Fazer listas de boicote a comércio e profissionais liberais é crime

"É bom frisar que incide na conduta criminosa e no dever de indenizar, não apenas aquele que insere o nome do comércio ou do profissional liberal, mas também todo aquele que compartilha a lista difamatória"

Heloísa Helena Silva Pancotti*
04/11/22 às 14h30

Pessoas insatisfeita com o resultado das eleições, que conferiu vitória ao candidato Luiz Inácio Lula da Silva com diferença de mais de 2.100.000 (dois milhões e cem mil) votos, passaram a promover movimentos antidemocráticos bloqueando rodovias e causando inúmeros prejuízos ao comércio, às pessoas, resultando em ao menos uma morte e uma dezena de feridos por todo o país.

Desautorizados pelo presidente Jair Bolsonaro, que reconheceu o resultado das eleições e iniciou a transição para o futuro governo, passaram a se manifestar de outras formas, pedindo intervenção militar e novas eleições, dentre outros pedidos que não serão atendidos, pois são golpistas.

Por essa razão, passaram a organizar listas de boicote a empresas e profissionais liberais que assumiram (ou não) posição política favorável ao presidente eleito, circulando em grupos de WhatsApp e Facebook.

Contudo, o compartilhamento destas listas pode trazer problemas de ordem criminal, além do dever de indenizar os ofendidos. Em algumas cidades, pessoas já estão sendo investigadas, já que a polícia civil possui instrumentos que possibilitam rastrear o compartilhamento de mensagens e identificar os autores da conduta.
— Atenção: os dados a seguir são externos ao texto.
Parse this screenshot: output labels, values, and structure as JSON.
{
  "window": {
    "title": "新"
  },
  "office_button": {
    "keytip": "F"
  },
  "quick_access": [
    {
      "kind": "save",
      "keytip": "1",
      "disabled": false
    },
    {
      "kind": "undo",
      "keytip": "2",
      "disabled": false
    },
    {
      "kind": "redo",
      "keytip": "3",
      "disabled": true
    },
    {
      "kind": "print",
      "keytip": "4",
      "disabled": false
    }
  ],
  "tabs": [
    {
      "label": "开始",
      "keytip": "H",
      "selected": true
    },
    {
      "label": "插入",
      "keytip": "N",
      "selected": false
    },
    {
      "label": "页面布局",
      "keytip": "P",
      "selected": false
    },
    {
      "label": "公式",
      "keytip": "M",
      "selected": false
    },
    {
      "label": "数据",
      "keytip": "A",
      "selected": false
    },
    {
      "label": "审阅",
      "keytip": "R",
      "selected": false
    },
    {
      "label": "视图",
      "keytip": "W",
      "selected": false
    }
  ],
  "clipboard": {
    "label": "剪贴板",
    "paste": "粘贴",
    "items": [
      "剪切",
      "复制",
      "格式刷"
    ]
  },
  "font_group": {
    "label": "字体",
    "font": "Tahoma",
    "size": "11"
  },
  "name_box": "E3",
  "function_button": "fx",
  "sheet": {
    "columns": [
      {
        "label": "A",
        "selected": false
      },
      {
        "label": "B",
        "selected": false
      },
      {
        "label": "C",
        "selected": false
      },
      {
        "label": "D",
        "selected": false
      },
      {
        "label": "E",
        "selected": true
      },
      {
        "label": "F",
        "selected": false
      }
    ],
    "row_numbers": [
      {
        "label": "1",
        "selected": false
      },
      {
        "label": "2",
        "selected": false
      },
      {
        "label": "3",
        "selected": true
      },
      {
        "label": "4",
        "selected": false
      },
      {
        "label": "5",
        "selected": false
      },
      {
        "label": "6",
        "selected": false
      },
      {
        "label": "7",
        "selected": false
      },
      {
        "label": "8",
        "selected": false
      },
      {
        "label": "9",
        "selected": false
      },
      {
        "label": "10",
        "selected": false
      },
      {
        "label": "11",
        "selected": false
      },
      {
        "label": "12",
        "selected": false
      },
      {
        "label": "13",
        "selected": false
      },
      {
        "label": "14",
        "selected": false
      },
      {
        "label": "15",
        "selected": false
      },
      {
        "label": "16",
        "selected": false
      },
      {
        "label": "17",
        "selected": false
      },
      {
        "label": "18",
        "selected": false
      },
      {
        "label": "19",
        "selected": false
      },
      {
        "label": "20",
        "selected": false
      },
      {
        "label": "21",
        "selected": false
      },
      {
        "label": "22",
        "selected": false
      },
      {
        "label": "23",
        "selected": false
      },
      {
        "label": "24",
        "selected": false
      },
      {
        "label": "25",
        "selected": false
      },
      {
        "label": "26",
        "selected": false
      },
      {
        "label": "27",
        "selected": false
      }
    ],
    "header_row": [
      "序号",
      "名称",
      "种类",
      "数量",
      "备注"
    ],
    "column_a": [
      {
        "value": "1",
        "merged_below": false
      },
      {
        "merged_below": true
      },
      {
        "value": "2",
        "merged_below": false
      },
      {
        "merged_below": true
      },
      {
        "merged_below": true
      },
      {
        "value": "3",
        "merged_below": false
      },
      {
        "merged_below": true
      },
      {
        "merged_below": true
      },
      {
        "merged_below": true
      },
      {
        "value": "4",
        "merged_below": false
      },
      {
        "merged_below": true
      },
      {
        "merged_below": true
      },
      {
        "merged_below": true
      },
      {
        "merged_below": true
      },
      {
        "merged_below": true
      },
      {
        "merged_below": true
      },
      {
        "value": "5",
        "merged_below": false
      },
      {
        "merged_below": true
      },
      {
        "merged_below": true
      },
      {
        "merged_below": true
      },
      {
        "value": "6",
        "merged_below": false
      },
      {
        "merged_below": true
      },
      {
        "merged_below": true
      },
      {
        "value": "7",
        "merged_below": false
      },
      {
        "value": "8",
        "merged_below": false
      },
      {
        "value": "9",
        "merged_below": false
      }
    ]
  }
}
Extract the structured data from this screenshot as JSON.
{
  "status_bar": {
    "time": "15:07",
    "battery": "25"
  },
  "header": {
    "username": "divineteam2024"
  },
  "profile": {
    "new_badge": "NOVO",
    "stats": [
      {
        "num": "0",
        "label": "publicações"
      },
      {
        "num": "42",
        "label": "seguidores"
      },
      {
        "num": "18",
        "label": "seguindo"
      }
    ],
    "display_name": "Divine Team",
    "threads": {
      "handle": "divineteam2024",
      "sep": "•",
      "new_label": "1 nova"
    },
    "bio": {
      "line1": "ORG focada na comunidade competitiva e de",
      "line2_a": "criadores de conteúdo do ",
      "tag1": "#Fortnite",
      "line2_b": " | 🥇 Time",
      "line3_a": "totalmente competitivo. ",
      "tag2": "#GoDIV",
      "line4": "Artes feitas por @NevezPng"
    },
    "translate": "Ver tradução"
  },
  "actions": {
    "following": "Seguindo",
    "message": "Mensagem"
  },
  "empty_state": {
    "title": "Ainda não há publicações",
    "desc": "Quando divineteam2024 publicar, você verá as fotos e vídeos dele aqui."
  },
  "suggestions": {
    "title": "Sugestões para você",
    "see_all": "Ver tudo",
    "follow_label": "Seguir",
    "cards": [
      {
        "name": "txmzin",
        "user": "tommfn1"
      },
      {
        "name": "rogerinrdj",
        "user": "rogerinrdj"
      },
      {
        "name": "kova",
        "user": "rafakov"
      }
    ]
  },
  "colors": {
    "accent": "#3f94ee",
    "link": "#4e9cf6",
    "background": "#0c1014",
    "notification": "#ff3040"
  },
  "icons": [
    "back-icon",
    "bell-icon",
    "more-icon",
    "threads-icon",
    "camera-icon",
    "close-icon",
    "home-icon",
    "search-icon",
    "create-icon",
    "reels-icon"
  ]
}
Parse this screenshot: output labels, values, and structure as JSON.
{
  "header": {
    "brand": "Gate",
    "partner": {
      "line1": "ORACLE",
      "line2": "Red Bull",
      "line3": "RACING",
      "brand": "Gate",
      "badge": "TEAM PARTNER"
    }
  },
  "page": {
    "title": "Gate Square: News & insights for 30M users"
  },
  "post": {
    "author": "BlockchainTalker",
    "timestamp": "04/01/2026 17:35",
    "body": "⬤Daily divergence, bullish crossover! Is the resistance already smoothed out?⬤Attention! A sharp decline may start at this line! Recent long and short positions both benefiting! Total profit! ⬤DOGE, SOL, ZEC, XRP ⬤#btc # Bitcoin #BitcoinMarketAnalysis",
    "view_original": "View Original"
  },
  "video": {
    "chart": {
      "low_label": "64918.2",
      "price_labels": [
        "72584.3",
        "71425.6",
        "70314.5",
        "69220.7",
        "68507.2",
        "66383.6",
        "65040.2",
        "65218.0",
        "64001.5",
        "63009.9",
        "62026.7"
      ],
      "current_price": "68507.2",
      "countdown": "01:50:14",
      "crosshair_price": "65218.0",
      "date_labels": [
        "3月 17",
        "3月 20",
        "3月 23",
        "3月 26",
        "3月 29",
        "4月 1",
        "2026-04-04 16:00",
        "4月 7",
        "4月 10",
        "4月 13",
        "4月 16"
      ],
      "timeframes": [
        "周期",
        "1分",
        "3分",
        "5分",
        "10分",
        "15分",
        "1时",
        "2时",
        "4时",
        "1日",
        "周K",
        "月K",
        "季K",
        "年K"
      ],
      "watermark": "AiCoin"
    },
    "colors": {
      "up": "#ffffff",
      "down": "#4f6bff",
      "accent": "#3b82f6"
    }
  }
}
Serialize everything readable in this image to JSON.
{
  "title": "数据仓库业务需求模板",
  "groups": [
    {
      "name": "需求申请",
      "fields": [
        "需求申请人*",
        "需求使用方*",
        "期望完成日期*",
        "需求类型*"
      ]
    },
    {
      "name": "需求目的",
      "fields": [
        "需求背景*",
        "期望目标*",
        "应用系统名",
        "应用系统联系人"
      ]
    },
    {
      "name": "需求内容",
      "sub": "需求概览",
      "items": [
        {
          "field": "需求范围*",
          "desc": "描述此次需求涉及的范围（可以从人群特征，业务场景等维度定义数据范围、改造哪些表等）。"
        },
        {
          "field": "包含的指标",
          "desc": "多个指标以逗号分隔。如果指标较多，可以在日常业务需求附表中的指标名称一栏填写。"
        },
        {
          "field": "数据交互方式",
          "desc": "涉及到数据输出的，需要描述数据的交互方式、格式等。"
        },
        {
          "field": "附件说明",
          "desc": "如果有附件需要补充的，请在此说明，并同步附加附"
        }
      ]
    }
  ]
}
A depender do teor das mensagens, pode ser entendida como crimes contra a honra ou ameaça, além de crime contra as relações de consumo.

A punição, no caso do crime contra as relações de consumo, a pena, além de detenção de 2 a 5 anos de prisão ou pagamento de multa, não ilide a obrigação de indenizar em razão dos danos morais e patrimoniais experimentado pelos ofendidos. No caso do crime de ameaça, a pena de detenção é de 6 meses a dois anos e multa.

Os comerciantes e profissionais ofendidos, devem procurar formalmente um advogado ou advogada que levará o caso ao conhecimento da autoridade policial competente.

É bom frisar que incide na conduta criminosa e no dever de indenizar, não apenas aquele que insere o nome do comércio ou do profissional liberal, mas também todo aquele que compartilha a lista difamatória.

Sem prejuízo, na data de ontem, o Presidente do Tribunal Superior Eleitoral, em entrevista lembrou que o resultado da urna é incontestável e que aqueles que atacarem o resultado das eleições e o sistema eleitoral serão tratados como criminosos e responsabilizados.

(Foto: Flávia Baxhix/Divulgação)

*Heloísa Helena Silva Pancotti é advogada, consultora jurídica, professora universitária e autora da obra “Previdência Social e transgêneros”.

** Este texto é de responsabilidade do autor e não reflete, necessariamente, a opinião deste veículo de comunicação.